Excessive energy drink use, symptoms include…

Caffeine under a microscope
What Caffeine looks like under a microscope

There was a time when I would consume upwards of 5-14 cans of redbull every night on a weekend, while going out clubbing and raving. So many I would add Tabasco sauce to slow me down if I was in a bar not a rave (imagine trying to smuggle in Tabasco sauce into a rave!). At the time there was no sugar free redbull and I was aware of the threat of diabetes.

I never touched any illegal drugs although I was surrounded by them, nope my drug of choice was caffeine (it was useful for those 12 hour raves, although I was wide-awake on the coach home when most were coming down). In retrospect maybe I would have been off with ecstasy (I half joke) Reading about the student who had heart failure from excessive drinking of energy drinks, I got away lightly, even with my brush with death.

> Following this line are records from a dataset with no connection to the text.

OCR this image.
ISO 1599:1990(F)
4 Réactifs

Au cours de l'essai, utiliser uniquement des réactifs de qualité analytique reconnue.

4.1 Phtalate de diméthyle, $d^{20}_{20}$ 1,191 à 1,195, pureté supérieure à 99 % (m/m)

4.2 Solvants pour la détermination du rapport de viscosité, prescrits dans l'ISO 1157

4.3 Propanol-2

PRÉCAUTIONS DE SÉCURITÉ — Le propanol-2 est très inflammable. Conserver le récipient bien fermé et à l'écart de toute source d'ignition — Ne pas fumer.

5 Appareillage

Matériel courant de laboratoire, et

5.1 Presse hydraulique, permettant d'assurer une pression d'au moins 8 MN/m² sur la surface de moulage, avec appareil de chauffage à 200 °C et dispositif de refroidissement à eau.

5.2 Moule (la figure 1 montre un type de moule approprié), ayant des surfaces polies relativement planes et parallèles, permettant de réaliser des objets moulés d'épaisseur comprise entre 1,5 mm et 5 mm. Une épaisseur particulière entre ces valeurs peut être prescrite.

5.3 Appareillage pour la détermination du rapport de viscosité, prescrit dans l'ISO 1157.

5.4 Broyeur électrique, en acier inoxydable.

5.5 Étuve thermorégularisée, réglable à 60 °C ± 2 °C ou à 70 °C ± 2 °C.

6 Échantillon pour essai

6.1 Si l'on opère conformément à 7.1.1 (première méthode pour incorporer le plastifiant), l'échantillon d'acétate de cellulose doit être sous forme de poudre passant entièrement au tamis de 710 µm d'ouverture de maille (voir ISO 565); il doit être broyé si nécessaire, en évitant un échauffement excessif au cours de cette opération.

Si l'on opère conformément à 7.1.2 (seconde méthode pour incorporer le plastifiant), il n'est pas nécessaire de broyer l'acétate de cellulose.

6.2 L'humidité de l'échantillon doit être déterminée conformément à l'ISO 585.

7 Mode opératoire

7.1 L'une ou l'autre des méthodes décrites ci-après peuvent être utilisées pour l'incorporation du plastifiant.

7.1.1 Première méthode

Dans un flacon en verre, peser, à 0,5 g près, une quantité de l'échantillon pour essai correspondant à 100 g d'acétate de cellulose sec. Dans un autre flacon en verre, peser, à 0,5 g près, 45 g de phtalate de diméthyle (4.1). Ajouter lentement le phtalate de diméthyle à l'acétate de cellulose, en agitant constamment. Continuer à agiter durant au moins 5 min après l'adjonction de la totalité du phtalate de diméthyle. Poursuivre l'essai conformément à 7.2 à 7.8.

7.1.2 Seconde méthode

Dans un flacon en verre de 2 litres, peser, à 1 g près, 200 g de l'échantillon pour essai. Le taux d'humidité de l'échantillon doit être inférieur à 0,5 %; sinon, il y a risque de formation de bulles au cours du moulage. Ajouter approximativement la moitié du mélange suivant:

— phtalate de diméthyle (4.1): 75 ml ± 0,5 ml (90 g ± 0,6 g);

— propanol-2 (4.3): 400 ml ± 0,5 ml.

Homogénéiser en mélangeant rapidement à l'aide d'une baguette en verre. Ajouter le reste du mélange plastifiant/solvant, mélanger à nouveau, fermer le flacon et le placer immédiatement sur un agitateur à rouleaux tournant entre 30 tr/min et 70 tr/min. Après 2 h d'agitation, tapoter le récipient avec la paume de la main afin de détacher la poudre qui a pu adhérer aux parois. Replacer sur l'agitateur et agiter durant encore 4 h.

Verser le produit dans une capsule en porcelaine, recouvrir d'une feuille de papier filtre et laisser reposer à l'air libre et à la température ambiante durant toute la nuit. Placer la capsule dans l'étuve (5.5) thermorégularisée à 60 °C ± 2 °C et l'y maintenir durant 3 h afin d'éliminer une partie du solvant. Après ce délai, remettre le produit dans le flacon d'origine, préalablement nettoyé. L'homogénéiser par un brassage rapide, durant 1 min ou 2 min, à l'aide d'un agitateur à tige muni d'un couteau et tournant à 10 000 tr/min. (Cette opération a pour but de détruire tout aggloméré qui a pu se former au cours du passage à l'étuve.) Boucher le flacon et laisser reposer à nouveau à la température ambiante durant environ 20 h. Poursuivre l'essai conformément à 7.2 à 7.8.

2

For two years, the man drank four 500ml energy drinks a day, according to the BMJ Case Report. He spent 58 days in hospital, including the intensive care unit which he described as “traumatising”. Before the hospital admission, he suffered with shortness of breath and weight loss for four months.

Doctors treating him considered a number of diagnoses, but concluded: “Energy drink-induced cardiotoxicity was felt to be the most likely cause.” An organ transplant was considered after tests revealed both his heart and kidneys had failed – with the kidney failure linked to a long-standing but previously undiagnosed condition.